No dia 27 de maio de 1999, Maria Bethânia começou a representar mais um ato de sua obra teatral. Naquele dia, estreava em São Paulo o espetáculo "A Força que Nunca Seca", em que a cantora percorria o interior do Brasil num trenzinho caipira que interligava as origens de seu canto, desde a estação inicial - uma explosiva parada no Teatro de Arena (RJ), em 1965, para substituir Nara Leão no espetáculo "Opinião", que projetaria Bethânia nacionalmente a partir de sua vigorosa interpretação de "Carcará" - até uma revigorante volta às origens baianas de Santo Amaro da Purificação, representada no roteiro pela inclusão da então inédita "Recôncavo". 

Nesta viagem interiorana e sentimental, Bethânia foi guiada em cena pelo diretor Fauzi Arap, um dos mais fiéis condutores do canto teatral da "Abelha Rainha". Fauzi é velho companheiro de coxia.

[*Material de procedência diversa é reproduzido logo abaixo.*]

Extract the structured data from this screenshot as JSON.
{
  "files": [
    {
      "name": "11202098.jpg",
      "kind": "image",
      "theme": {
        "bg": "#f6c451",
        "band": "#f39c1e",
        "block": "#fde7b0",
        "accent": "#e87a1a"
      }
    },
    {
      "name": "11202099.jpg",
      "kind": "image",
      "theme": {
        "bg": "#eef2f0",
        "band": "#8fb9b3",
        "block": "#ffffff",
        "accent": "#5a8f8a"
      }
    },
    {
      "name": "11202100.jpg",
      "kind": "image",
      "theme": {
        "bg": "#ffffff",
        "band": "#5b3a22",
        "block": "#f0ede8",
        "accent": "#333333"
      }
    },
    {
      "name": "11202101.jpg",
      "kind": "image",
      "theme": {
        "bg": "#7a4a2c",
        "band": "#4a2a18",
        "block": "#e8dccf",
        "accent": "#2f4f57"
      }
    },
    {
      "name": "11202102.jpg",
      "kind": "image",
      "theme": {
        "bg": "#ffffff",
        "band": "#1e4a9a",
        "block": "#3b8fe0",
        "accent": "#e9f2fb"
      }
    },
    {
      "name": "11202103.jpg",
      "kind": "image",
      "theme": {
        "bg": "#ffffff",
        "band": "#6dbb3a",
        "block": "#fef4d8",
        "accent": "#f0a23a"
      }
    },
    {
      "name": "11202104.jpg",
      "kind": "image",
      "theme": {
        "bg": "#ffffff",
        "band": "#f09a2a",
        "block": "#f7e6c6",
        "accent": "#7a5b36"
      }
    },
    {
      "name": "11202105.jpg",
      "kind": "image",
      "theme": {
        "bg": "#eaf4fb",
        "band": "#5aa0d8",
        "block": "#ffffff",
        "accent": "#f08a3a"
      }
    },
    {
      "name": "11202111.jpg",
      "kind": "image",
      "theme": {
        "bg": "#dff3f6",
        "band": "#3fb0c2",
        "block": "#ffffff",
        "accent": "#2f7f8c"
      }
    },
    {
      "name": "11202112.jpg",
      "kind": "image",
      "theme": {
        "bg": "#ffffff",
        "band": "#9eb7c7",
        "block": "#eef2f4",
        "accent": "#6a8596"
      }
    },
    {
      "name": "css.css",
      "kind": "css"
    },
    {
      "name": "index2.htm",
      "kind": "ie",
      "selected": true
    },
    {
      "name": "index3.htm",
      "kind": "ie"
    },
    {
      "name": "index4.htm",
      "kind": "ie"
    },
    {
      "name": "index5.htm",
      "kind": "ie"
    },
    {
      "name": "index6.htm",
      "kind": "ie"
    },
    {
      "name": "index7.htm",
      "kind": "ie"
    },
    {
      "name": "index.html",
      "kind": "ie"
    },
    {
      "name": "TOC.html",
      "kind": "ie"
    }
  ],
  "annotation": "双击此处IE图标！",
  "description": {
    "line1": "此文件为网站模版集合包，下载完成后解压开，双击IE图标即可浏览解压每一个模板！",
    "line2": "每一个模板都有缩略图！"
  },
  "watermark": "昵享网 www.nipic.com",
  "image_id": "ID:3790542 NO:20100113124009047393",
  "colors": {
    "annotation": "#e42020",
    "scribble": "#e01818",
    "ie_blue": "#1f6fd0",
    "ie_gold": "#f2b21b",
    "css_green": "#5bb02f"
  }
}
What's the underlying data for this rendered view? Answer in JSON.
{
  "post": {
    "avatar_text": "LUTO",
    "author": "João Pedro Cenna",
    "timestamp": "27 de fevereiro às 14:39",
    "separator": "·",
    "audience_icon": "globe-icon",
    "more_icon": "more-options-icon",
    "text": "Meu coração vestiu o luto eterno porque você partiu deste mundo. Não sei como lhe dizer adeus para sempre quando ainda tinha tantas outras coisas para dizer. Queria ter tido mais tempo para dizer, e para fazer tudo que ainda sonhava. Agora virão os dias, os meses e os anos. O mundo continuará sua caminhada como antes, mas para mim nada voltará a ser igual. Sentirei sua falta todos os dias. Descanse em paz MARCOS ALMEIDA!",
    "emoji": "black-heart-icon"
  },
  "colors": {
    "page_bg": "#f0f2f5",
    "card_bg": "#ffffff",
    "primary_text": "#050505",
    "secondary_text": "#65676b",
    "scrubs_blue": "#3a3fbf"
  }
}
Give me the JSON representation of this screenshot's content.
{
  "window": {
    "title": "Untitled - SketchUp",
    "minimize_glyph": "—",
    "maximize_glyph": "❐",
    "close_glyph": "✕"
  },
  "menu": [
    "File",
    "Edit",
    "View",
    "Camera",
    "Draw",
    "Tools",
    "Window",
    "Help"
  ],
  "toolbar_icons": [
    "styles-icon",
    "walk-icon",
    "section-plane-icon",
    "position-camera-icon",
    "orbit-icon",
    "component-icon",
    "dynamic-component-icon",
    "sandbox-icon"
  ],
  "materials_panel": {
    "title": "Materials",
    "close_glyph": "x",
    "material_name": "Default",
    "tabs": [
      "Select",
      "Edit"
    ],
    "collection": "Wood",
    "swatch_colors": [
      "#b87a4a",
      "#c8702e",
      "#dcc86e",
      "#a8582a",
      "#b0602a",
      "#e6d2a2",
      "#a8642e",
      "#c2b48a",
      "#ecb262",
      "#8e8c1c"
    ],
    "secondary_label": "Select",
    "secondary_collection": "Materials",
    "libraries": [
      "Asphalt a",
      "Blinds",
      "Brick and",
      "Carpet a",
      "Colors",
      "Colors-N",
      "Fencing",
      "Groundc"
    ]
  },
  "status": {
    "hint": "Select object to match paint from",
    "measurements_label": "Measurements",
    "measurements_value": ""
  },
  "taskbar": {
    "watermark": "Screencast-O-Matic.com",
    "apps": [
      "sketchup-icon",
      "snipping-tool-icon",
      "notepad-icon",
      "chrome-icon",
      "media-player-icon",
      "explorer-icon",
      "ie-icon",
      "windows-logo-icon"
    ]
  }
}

Foi com a direção dele que Bethânia, em 1967, começou a construir a identidade cênica de sua carreira solo no show "Comigo me Desavim". A aplaudida viagem pelo interior do Brasil ainda percorre os palcos brasileiros, mas já está registrada para a posteridade neste CD duplo, gravado ao vivo em agosto, durante as três semanas da temporada carioca de "A Força que Nunca Seca", no Canecão. O disco traz a íntegra do show, em 27 faixas . 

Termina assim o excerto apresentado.